P.S. Here's a quick note on dBWs: 0 dBW = 1 Watt, –30 dBW = 1 milliwatt, –60 dBW = 1 microwatt, and –90 dBW = 1 nanowatt, a pretty small signal!

Dear Wise Guy,

What is WiMAX? And why are people so jazzed about it?

Signed, Why Max

Dear Why,

Worldwide Interoperability of Microwave Access (WiMAX), a technology based on the IEEE 802.16 specifications, enables the delivery of "last mile" wireless broadband access as an alternative to cable and DSL (see Figure 1). WiMAX is expected to provide connectivity for fixed, nomadic, portable, and eventually mobile wireless broadband applications—without direct LOS to a base station. WiMAX provides metropolitan area network connectivity at speeds of up to 75 Mbps and can transmit signals as far as 30 mi., though most WiMAX base-station installations will cover only 3–5 mi.

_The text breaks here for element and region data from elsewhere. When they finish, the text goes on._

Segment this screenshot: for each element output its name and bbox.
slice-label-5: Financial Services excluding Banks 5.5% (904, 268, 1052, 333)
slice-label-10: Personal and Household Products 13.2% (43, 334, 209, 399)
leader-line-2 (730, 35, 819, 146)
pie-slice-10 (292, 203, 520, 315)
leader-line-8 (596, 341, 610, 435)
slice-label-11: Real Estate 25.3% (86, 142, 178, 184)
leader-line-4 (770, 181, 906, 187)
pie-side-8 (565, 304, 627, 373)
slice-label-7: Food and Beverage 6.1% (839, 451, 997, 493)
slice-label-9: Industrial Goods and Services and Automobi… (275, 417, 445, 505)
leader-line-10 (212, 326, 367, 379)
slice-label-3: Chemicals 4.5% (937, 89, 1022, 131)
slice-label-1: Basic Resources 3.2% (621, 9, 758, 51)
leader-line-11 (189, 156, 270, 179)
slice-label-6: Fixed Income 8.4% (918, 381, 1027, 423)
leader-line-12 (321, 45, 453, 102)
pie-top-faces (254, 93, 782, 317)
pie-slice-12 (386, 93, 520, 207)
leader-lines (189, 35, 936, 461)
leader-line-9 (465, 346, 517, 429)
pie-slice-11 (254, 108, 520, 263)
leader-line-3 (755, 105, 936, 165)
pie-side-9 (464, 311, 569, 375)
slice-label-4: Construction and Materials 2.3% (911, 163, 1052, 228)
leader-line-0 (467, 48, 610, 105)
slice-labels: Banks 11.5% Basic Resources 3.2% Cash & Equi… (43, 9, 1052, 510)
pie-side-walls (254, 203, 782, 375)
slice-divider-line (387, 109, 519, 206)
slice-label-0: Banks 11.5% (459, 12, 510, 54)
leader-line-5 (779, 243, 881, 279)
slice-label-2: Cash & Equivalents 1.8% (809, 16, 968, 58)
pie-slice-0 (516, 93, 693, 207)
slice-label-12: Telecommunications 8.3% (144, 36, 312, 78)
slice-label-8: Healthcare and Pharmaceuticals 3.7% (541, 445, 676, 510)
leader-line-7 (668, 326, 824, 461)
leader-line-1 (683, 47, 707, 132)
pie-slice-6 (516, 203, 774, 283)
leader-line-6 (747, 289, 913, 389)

Figure 1.  A "typical" WiMAX application.
Figure 1. A "typical" WiMAX application.

Dear Wise Guy,

Will you please sort out this 802.15, 802.11, 802.16, 802.20 mumbo-jumbo?

Signed, Dots Enough

Dear Dots,

Figure 2 shows the committees of the Institute of Electrical and Electronic Engineers (IEEE) that have been working for years to identify key logical elements for delivery of data. Elements reside in the description and specification of the physical (PHY) channel as well as that channel's medium access control (MAC). Because it is frequently necessary to bridge the two delivery methods, such as when you plug your CAT5 Ethernet wire into your 802.11 WiFi router, the 802 specifications are meant to define how such interoperability should perform.

Figure 2.  An overview of the 802.xx world.
Figure 2. An overview of the 802.xx world.

You've taken a step into the wonderful and scary world of networking; consult www.ieee.org or a local psychiatrist if you wish to proceed further!